Berpikir Berbasis Hasil
Akhir (Ends-Based Thinking)
2.
Berpikir Berbasis
Peraturan (Rule-Based Thinking)
3.
Berpikir Berbasis Rasa
Peduli (Care-Based Thinking)
(1)
Berpikir Berbasis Hasil Akhir (Ends-Based Thinking)
Cara berfikir ini selalu mendasarkan :“Saya
lakukan itu karena itu yang terbaik untuk kebanyakan orang”. Sering disebut
juga Utilitarianism : mengerjakan
apa yang dapat menghasilkan kebaikan terbesar untuk jumlah orang terbanyak.
Kritik terhadap prinsip ini adalah: “Manusia pada dasarnya tidak bisa memprediksi
semua akibat/konsekuensi dari setiap keputusan atau tindakan-tindakanya, untuk
melihat semua konsekuensi dari prilaku seorang individu saja, belum tentu bisa,
lebih-lebih konsekuensi dari tindakan sebuah masyarakat”.
(2)
Berpikir Berbasis Peraturan (Rule-Based Thinking)
Deontologis.
Berasal dari bahasa Yunani yang berarti Tugas atau Kewajiban. Prinsip berpikir
ini menuai kritik karena pada penerapannya, prinsip ini dianggap terlalu kaku
dan mengabaikan keberagaman individual manusia. Bahwa mereka tidak terlalu
memperdulikan hasil yang akan di dapat namun lebih focus kepada prinsip atau
aturan dasar yang diyakini. Selalu berpatokan pada “sudah menjadi kewajiban”.
Berpikir Berbasis Rasa Peduli (Care-Based Thinking)
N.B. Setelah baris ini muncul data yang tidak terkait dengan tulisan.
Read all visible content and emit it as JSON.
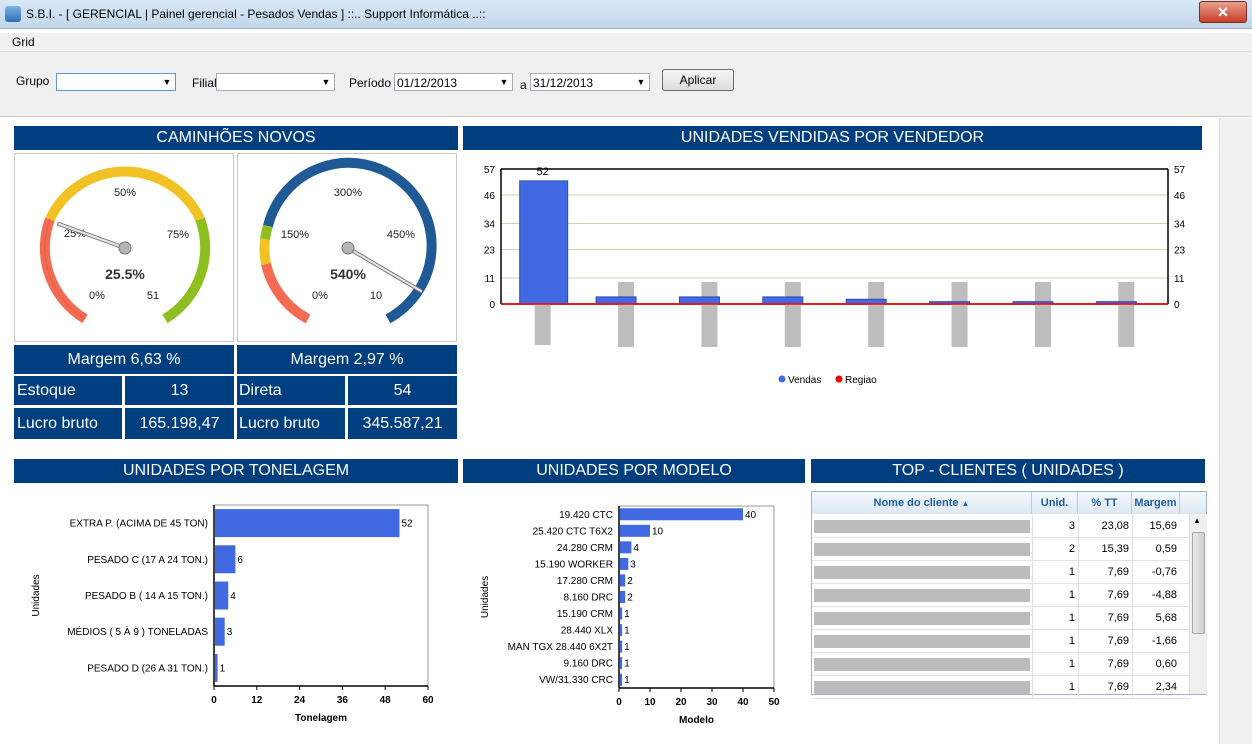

Cara berpikir ini pun ternyata memiliki
kritik, yaitu bahwa prinsip ini terlalu sederhana untuk dianggap sebagai salah
satu prinsip atau etika yang utama. Prinsip ini tidak memberikan pilihan
khusus, atau menunjang nilai-nilai kebajikan yang ideal. Prinsip ini gagal
memberikan contoh kebajikan, seandainya situasinya melibatkan kedua belah pihak
yang sama-sama melakukan tindakan yang kurang terpuji.
9 Langkah Pengambilan Dan
Pengujian Keputusan
(1) Mengenali
nilai-nilai yang saling bertentangan
Mengapa
langkah ini penting untuk Anda lakukan? Pertama, penting bagi kita untuk
mengidentifikasi masalah yang sedang kita hadapi, alih-alih langsung mengambil
keputusan tanpa menilainya dengan lebih saksama. Kedua, penting bagi kita untuk
memastikan bahwa masalah yang kita hadapi memang betul-betul berhubungan dengan
aspek moral, bukan sekedar masalah yang berhubungan dengan sopan santun dan
norma sosial. Tidak mudah untuk bisa mengenali hal ini. Kalau kita terlalu
berlebihan, kita bisa terjebak dalam situasi seolah-olah kita terlalu
mendewakan aspek moral, sehingga kita akan mempermasalahkan kesalahan-kesalahan
kecil. Sebaliknya bila kita terlalu permisif, maka kita bisa menjadi apatis dan
tidak bisa mengenali aspek-aspek permasalahan etika dalam masalah yang sedang
kita hadapi..
(2) Menentukan
siapa yang terlibat dalam situasi ini
Bila
kita telah mengenali bahwa ada masalah moral di situasi yang sedang kita
hadapi, pertanyaannya adalah dilema siapakah ini? Bukan berarti kalau
permasalahan tersebut bukan dilema kita, maka kita menjadi tidak peduli. Karena
kalau permasalahan ini sudah menyangkut aspek moral, kita semua seharusnya
merasa terpanggil.
(3) Mengumpulkan
fakta-fakta yang relevan dengan situasi ini
Proses
pengambilan keputusan yang baik membutuhkan data yang lengkap dan detail; apa
yang terjadi di awal situasi tersebut, bagaimana hal itu terkuak, apa yang
akhirnya terjadi, siapa berkata apa pada siapa, kapan mereka mengatakannya.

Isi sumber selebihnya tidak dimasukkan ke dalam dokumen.